Among them include the stewardess French Mathilde Epron, the lucky winner of a ticket to space as part of a contest organized by the Swiss food group Nestle. It may embark on board a space plane of the company Rocketplane 100 km above the Earth.
The American company is not alone in betting on a lucrative market that could "attract tens of thousands of tourists annually by the year 2020-2025", according to estimates by Hugues-Weywada Laporte, director of tourism programme Space at EADS Astrium.
Thirty companies are involved in the race for development of suborbital trips to enable tourists seeking thrills to live for a few minutes the adventure of weightlessness.
One of the more advanced is that of British tycoon Richard Branson: the project SpaceShipTwo his company Virgin Galactic was presented in January in New York and the first commercial flights are planned for late 2010.
Two hundred and fifty candidates to space, including two former french pilots, are in the running for a flight which will cost 200,000 dollars (about 125,000 euros). The shuttle SpaceShipTwo will be powered by a vessel "bearer" 110 km above the Earth to sustain its passengers five minutes of weightlessness.
In France, the "space agent" Virgin, Voyageurs du Monde, has recorded for the moment "zero score, but many applications", because "people expect to have technical details before booking," says his CEO Jean-Francois Rial.
Mr. Rial, who is himself leaving for space, is convinced that "space tourism is becoming more democratic, because the price of flights will drop eventually to 30,000 euros."
Concurrent Virgin, Astrium, a subsidiary of EADS, will finally launch its suborbital flights that from 2015, instead of 2012-2013, because they have cordoned off the financing of his project.
"We are in the process of discussions with industrial partners for funding of around one billion euros," says Laporte-Weywada before estimate that the round table meeting will be "early 2009".

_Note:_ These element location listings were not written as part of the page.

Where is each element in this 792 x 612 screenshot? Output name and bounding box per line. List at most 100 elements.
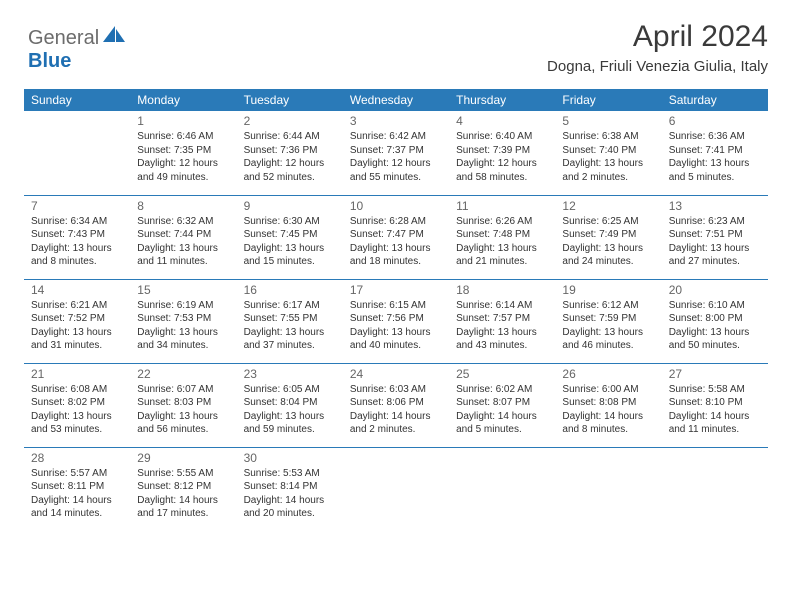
- day-info: Sunrise: 6:32 AMSunset: 7:44 PMDaylight:…: [137, 215, 229, 269]
- calendar-day-cell: 6 Sunrise: 6:36 AMSunset: 7:41 PMDaylight…: [662, 111, 768, 195]
- calendar-week-row: 7 Sunrise: 6:34 AMSunset: 7:43 PMDaylight…: [24, 195, 768, 279]
- logo-text-general: General: [28, 27, 99, 50]
- logo-text-blue: Blue: [28, 50, 71, 72]
- day-number: 17: [350, 283, 442, 297]
- day-info: Sunrise: 6:36 AMSunset: 7:41 PMDaylight:…: [669, 130, 761, 184]
- header-row: General April 2024 Dogna, Friuli Venezia…: [24, 20, 768, 75]
- day-info: Sunrise: 6:14 AMSunset: 7:57 PMDaylight:…: [456, 299, 548, 353]
- day-info: Sunrise: 6:05 AMSunset: 8:04 PMDaylight:…: [244, 383, 336, 437]
- day-number: 10: [350, 199, 442, 213]
- day-number: 16: [244, 283, 336, 297]
- calendar-day-cell: 4 Sunrise: 6:40 AMSunset: 7:39 PMDaylight…: [449, 111, 555, 195]
- page-title: April 2024: [547, 20, 768, 54]
- day-number: 29: [137, 451, 229, 465]
- calendar-day-cell: [662, 447, 768, 531]
- day-of-week-header: Tuesday: [237, 89, 343, 111]
- day-of-week-header: Monday: [130, 89, 236, 111]
- day-number: 15: [137, 283, 229, 297]
- calendar-header: SundayMondayTuesdayWednesdayThursdayFrid…: [24, 89, 768, 111]
- calendar-day-cell: 9 Sunrise: 6:30 AMSunset: 7:45 PMDaylight…: [237, 195, 343, 279]
- day-of-week-header: Friday: [555, 89, 661, 111]
- calendar-day-cell: 15 Sunrise: 6:19 AMSunset: 7:53 PMDayligh…: [130, 279, 236, 363]
- day-number: 9: [244, 199, 336, 213]
- day-info: Sunrise: 6:26 AMSunset: 7:48 PMDaylight:…: [456, 215, 548, 269]
- day-info: Sunrise: 5:55 AMSunset: 8:12 PMDaylight:…: [137, 467, 229, 521]
- day-number: 1: [137, 114, 229, 128]
- day-number: 21: [31, 367, 123, 381]
- day-number: 20: [669, 283, 761, 297]
- calendar-day-cell: 13Sunrise: 6:23 AMSunset: 7:51 PMDayligh…: [662, 195, 768, 279]
- day-number: 30: [244, 451, 336, 465]
- day-info: Sunrise: 6:44 AMSunset: 7:36 PMDaylight:…: [244, 130, 336, 184]
- calendar-day-cell: [24, 111, 130, 195]
- calendar-week-row: 21 Sunrise: 6:08 AMSunset: 8:02 PMDayligh…: [24, 363, 768, 447]
- calendar-day-cell: [555, 447, 661, 531]
- day-info: Sunrise: 6:12 AMSunset: 7:59 PMDaylight:…: [562, 299, 654, 353]
- day-info: Sunrise: 6:46 AMSunset: 7:35 PMDaylight:…: [137, 130, 229, 184]
- day-number: 2: [244, 114, 336, 128]
- calendar-body: 1 Sunrise: 6:46 AMSunset: 7:35 PMDaylight…: [24, 111, 768, 531]
- day-number: 18: [456, 283, 548, 297]
- day-info: Sunrise: 6:34 AMSunset: 7:43 PMDaylight:…: [31, 215, 123, 269]
- day-info: Sunrise: 6:03 AMSunset: 8:06 PMDaylight:…: [350, 383, 442, 437]
- day-number: 19: [562, 283, 654, 297]
- calendar-day-cell: 7 Sunrise: 6:34 AMSunset: 7:43 PMDaylight…: [24, 195, 130, 279]
- calendar-day-cell: 2 Sunrise: 6:44 AMSunset: 7:36 PMDaylight…: [237, 111, 343, 195]
- day-number: 7: [31, 199, 123, 213]
- day-number: 12: [562, 199, 654, 213]
- calendar-day-cell: 3Sunrise: 6:42 AMSunset: 7:37 PMDaylight…: [343, 111, 449, 195]
- day-info: Sunrise: 6:21 AMSunset: 7:52 PMDaylight:…: [31, 299, 123, 353]
- day-info: Sunrise: 6:15 AMSunset: 7:56 PMDaylight:…: [350, 299, 442, 353]
- calendar-page: General April 2024 Dogna, Friuli Venezia…: [24, 20, 768, 592]
- day-info: Sunrise: 6:28 AMSunset: 7:47 PMDaylight:…: [350, 215, 442, 269]
- calendar-day-cell: 21 Sunrise: 6:08 AMSunset: 8:02 PMDayligh…: [24, 363, 130, 447]
- day-info: Sunrise: 6:30 AMSunset: 7:45 PMDaylight:…: [244, 215, 336, 269]
- day-number: 22: [137, 367, 229, 381]
- title-block: April 2024 Dogna, Friuli Venezia Giulia,…: [547, 20, 768, 75]
- day-info: Sunrise: 6:23 AMSunset: 7:51 PMDaylight:…: [669, 215, 761, 269]
- calendar-day-cell: 18 Sunrise: 6:14 AMSunset: 7:57 PMDayligh…: [449, 279, 555, 363]
- day-number: 4: [456, 114, 548, 128]
- location-label: Dogna, Friuli Venezia Giulia, Italy: [547, 58, 768, 75]
- calendar-day-cell: 11 Sunrise: 6:26 AMSunset: 7:48 PMDayligh…: [449, 195, 555, 279]
- calendar-day-cell: 5 Sunrise: 6:38 AMSunset: 7:40 PMDaylight…: [555, 111, 661, 195]
- day-number: 6: [669, 114, 761, 128]
- day-info: Sunrise: 6:38 AMSunset: 7:40 PMDaylight:…: [562, 130, 654, 184]
- day-info: Sunrise: 6:08 AMSunset: 8:02 PMDaylight:…: [31, 383, 123, 437]
- calendar-day-cell: 12 Sunrise: 6:25 AMSunset: 7:49 PMDayligh…: [555, 195, 661, 279]
- day-number: 23: [244, 367, 336, 381]
- calendar-day-cell: 20Sunrise: 6:10 AMSunset: 8:00 PMDayligh…: [662, 279, 768, 363]
- day-number: 8: [137, 199, 229, 213]
- day-number: 5: [562, 114, 654, 128]
- day-info: Sunrise: 6:40 AMSunset: 7:39 PMDaylight:…: [456, 130, 548, 184]
- calendar-week-row: 28Sunrise: 5:57 AMSunset: 8:11 PMDayligh…: [24, 447, 768, 531]
- day-number: 14: [31, 283, 123, 297]
- day-of-week-header: Wednesday: [343, 89, 449, 111]
- day-number: 26: [562, 367, 654, 381]
- day-number: 25: [456, 367, 548, 381]
- day-number: 3: [350, 114, 442, 128]
- day-info: Sunrise: 6:07 AMSunset: 8:03 PMDaylight:…: [137, 383, 229, 437]
- day-number: 11: [456, 199, 548, 213]
- day-of-week-header: Thursday: [449, 89, 555, 111]
- logo: General: [28, 26, 127, 51]
- day-of-week-row: SundayMondayTuesdayWednesdayThursdayFrid…: [24, 89, 768, 111]
- day-number: 24: [350, 367, 442, 381]
- calendar-day-cell: [343, 447, 449, 531]
- day-of-week-header: Sunday: [24, 89, 130, 111]
- calendar-day-cell: 8 Sunrise: 6:32 AMSunset: 7:44 PMDaylight…: [130, 195, 236, 279]
- calendar-day-cell: 24 Sunrise: 6:03 AMSunset: 8:06 PMDayligh…: [343, 363, 449, 447]
- calendar-day-cell: 17 Sunrise: 6:15 AMSunset: 7:56 PMDayligh…: [343, 279, 449, 363]
- day-info: Sunrise: 6:00 AMSunset: 8:08 PMDaylight:…: [562, 383, 654, 437]
- calendar-day-cell: 14 Sunrise: 6:21 AMSunset: 7:52 PMDayligh…: [24, 279, 130, 363]
- calendar-day-cell: 1 Sunrise: 6:46 AMSunset: 7:35 PMDaylight…: [130, 111, 236, 195]
- day-info: Sunrise: 6:19 AMSunset: 7:53 PMDaylight:…: [137, 299, 229, 353]
- day-info: Sunrise: 5:53 AMSunset: 8:14 PMDaylight:…: [244, 467, 336, 521]
- day-info: Sunrise: 6:25 AMSunset: 7:49 PMDaylight:…: [562, 215, 654, 269]
- calendar-day-cell: 23 Sunrise: 6:05 AMSunset: 8:04 PMDayligh…: [237, 363, 343, 447]
- calendar-week-row: 14 Sunrise: 6:21 AMSunset: 7:52 PMDayligh…: [24, 279, 768, 363]
- calendar-day-cell: 16Sunrise: 6:17 AMSunset: 7:55 PMDayligh…: [237, 279, 343, 363]
- day-of-week-header: Saturday: [662, 89, 768, 111]
- calendar-day-cell: 30 Sunrise: 5:53 AMSunset: 8:14 PMDayligh…: [237, 447, 343, 531]
- calendar-day-cell: 27Sunrise: 5:58 AMSunset: 8:10 PMDayligh…: [662, 363, 768, 447]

Proponents of draft-aircraft rocket, which can take off with a single runway airport, "does not fear being late," relying on "a serious technology." For 150,000 to 200,000 euros, Astrium will propose flights to over 100 km altitude offering three minutes in weightlessness.

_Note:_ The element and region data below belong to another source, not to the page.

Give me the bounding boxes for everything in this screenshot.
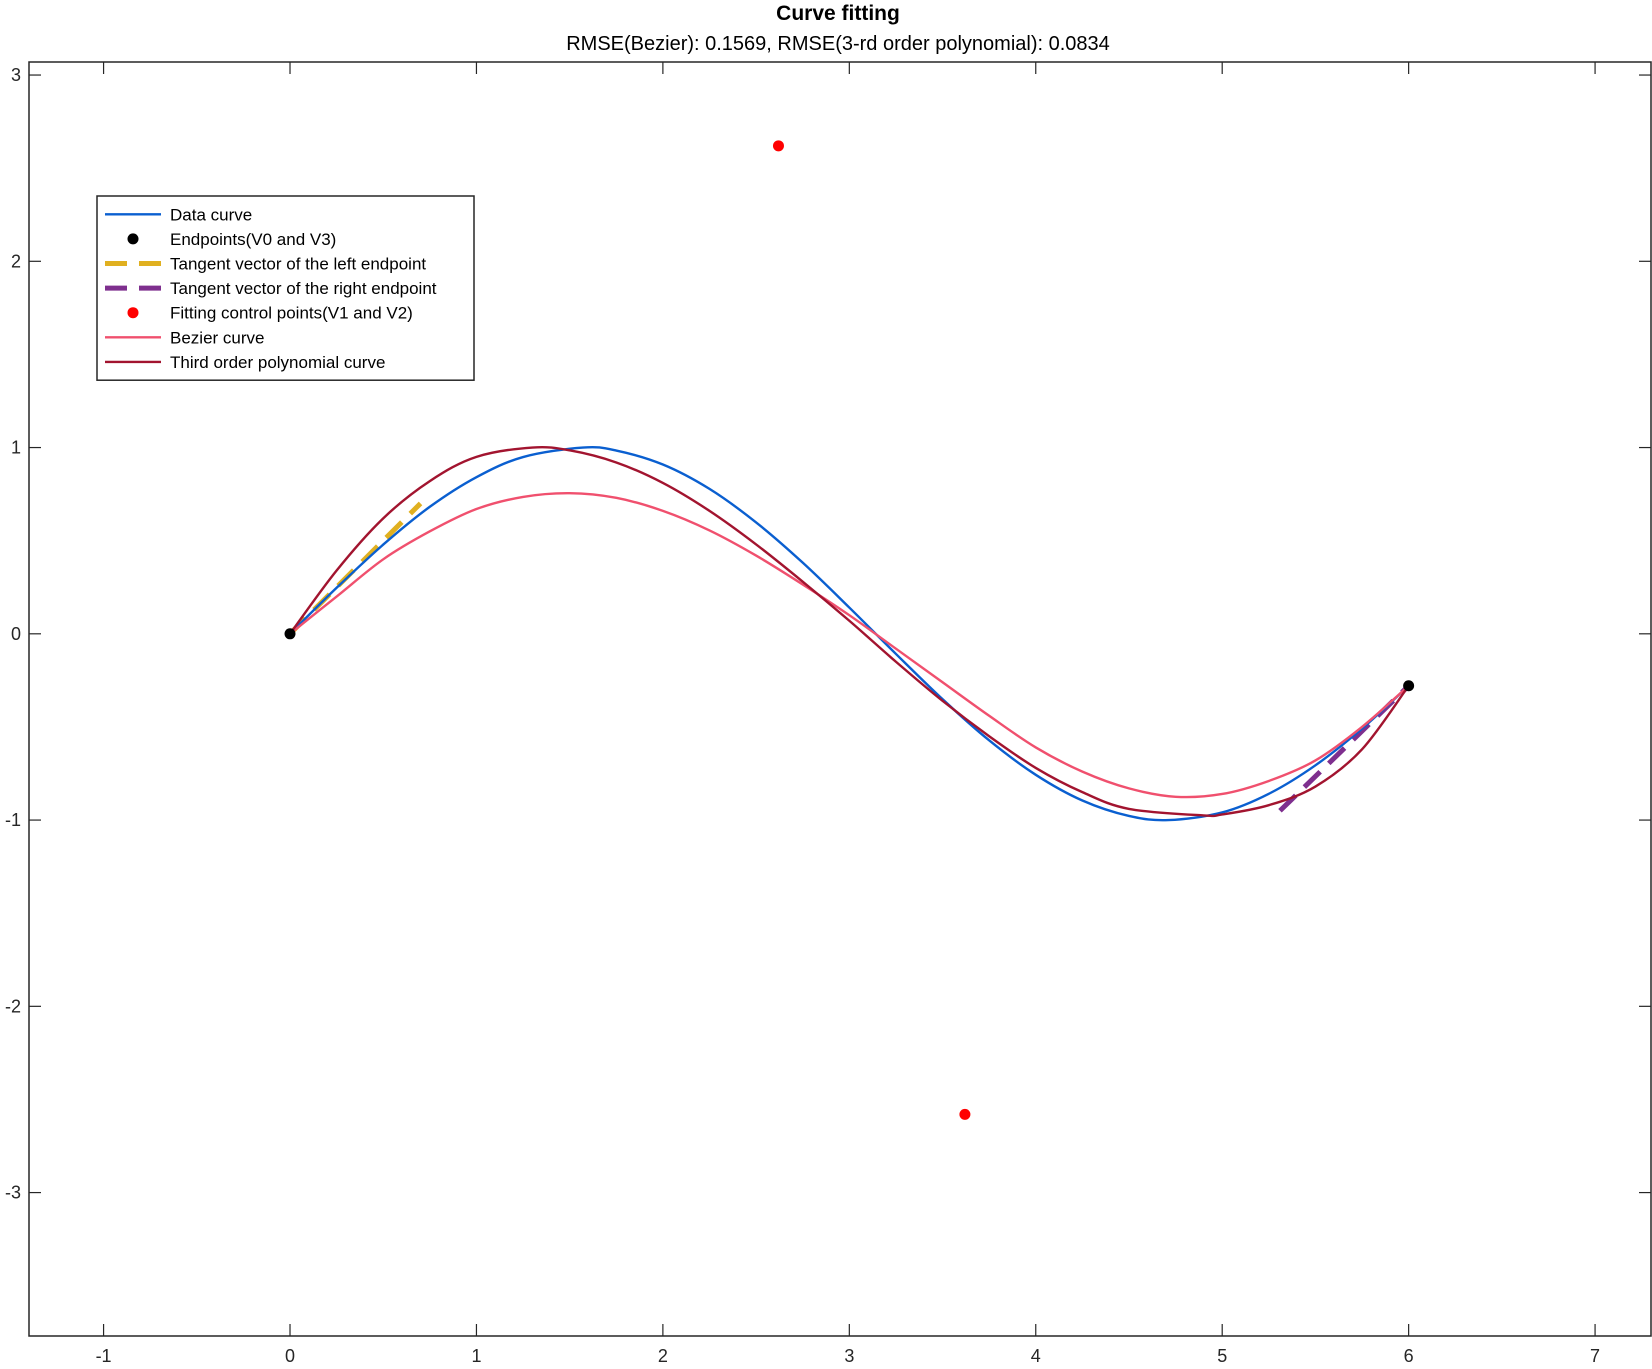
legend-item-third-order-polynomial-curve: Third order polynomial curve [105, 353, 385, 372]
point-fitting-control-points-v1-and-v2 [772, 140, 784, 152]
legend-label: Tangent vector of the left endpoint [170, 255, 426, 274]
legend-item-bezier-curve: Bezier curve [105, 328, 264, 347]
y-tick-label: 0 [11, 624, 21, 644]
legend-item-tangent-vector-of-the-right-endpoint: Tangent vector of the right endpoint [105, 279, 437, 298]
axes-box [28, 61, 1652, 1337]
legend-item-endpoints-v0-and-v3: Endpoints(V0 and V3) [127, 230, 336, 249]
x-tick-label: -1 [96, 1346, 112, 1366]
x-tick-label: 7 [1590, 1346, 1600, 1366]
x-tick-label: 0 [285, 1346, 295, 1366]
point-fitting-control-points-v1-and-v2 [959, 1108, 971, 1120]
legend-item-tangent-vector-of-the-left-endpoint: Tangent vector of the left endpoint [105, 255, 426, 274]
x-tick-label: 2 [658, 1346, 668, 1366]
legend-label: Bezier curve [170, 328, 264, 347]
legend-marker [127, 233, 139, 245]
point-endpoints-v0-and-v3 [284, 628, 296, 640]
axes-frame [28, 61, 1652, 1337]
legend-label: Data curve [170, 205, 252, 224]
legend: Data curve Endpoints(V0 and V3) Tangent ve… [96, 195, 475, 381]
y-tick-label: 1 [11, 438, 21, 458]
legend-label: Third order polynomial curve [170, 353, 385, 372]
series-line-data-curve [289, 445, 1410, 822]
point-endpoints-v0-and-v3 [1403, 680, 1415, 692]
axis-ticks: -1 0 1 2 3 4 5 6 7 -3 -2 -1 0 1 2 3 [5, 62, 1651, 1366]
legend-marker [127, 307, 139, 319]
x-tick-label: 4 [1031, 1346, 1041, 1366]
x-tick-label: 6 [1404, 1346, 1414, 1366]
x-tick-label: 5 [1217, 1346, 1227, 1366]
legend-item-fitting-control-points-v1-and-v2: Fitting control points(V1 and V2) [127, 304, 413, 323]
legend-label: Fitting control points(V1 and V2) [170, 304, 413, 323]
y-tick-label: 3 [11, 65, 21, 85]
x-tick-label: 1 [471, 1346, 481, 1366]
chart-subtitle: RMSE(Bezier): 0.1569, RMSE(3-rd order po… [566, 33, 1110, 55]
plot-area [284, 140, 1415, 1120]
series-line-bezier-curve [289, 491, 1410, 799]
legend-label: Tangent vector of the right endpoint [170, 279, 437, 298]
y-tick-label: 2 [11, 251, 21, 271]
y-tick-label: -2 [5, 996, 21, 1016]
chart-title: Curve fitting [776, 2, 900, 25]
y-tick-label: -1 [5, 810, 21, 830]
x-tick-label: 3 [844, 1346, 854, 1366]
legend-item-data-curve: Data curve [105, 205, 252, 224]
series-dashed-tangent-vector-of-the-left-endpoint [288, 501, 423, 636]
series-line-third-order-polynomial-curve [289, 445, 1410, 818]
y-tick-label: -3 [5, 1183, 21, 1203]
legend-label: Endpoints(V0 and V3) [170, 230, 336, 249]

Some flights will be more accessible than another variant of space tourism, experienced since 2001 by five billionaires: with a cheque for 25 million dollars, they spent orbital stay aboard the International Space Station (ISS) after a training physically pushed.
Significantly cheaper parabolic flights should be proposed by the end of the year by the tour operator Nouvelles Frontieres french: a plane that climbs and descents alternates must obtain the passengers moments of weightlessness for a period of 20 seconds. Price: around 3,000 euros.
The aircraft, an Airbus A300 Zero-G, is operated for the time being for scientific purposes by Novespace, a partner in the tour. Prior to float its customers, Nouvelles Frontieres, however, must first overcome the "red tape", according to its CEO Jean-Marc Siano.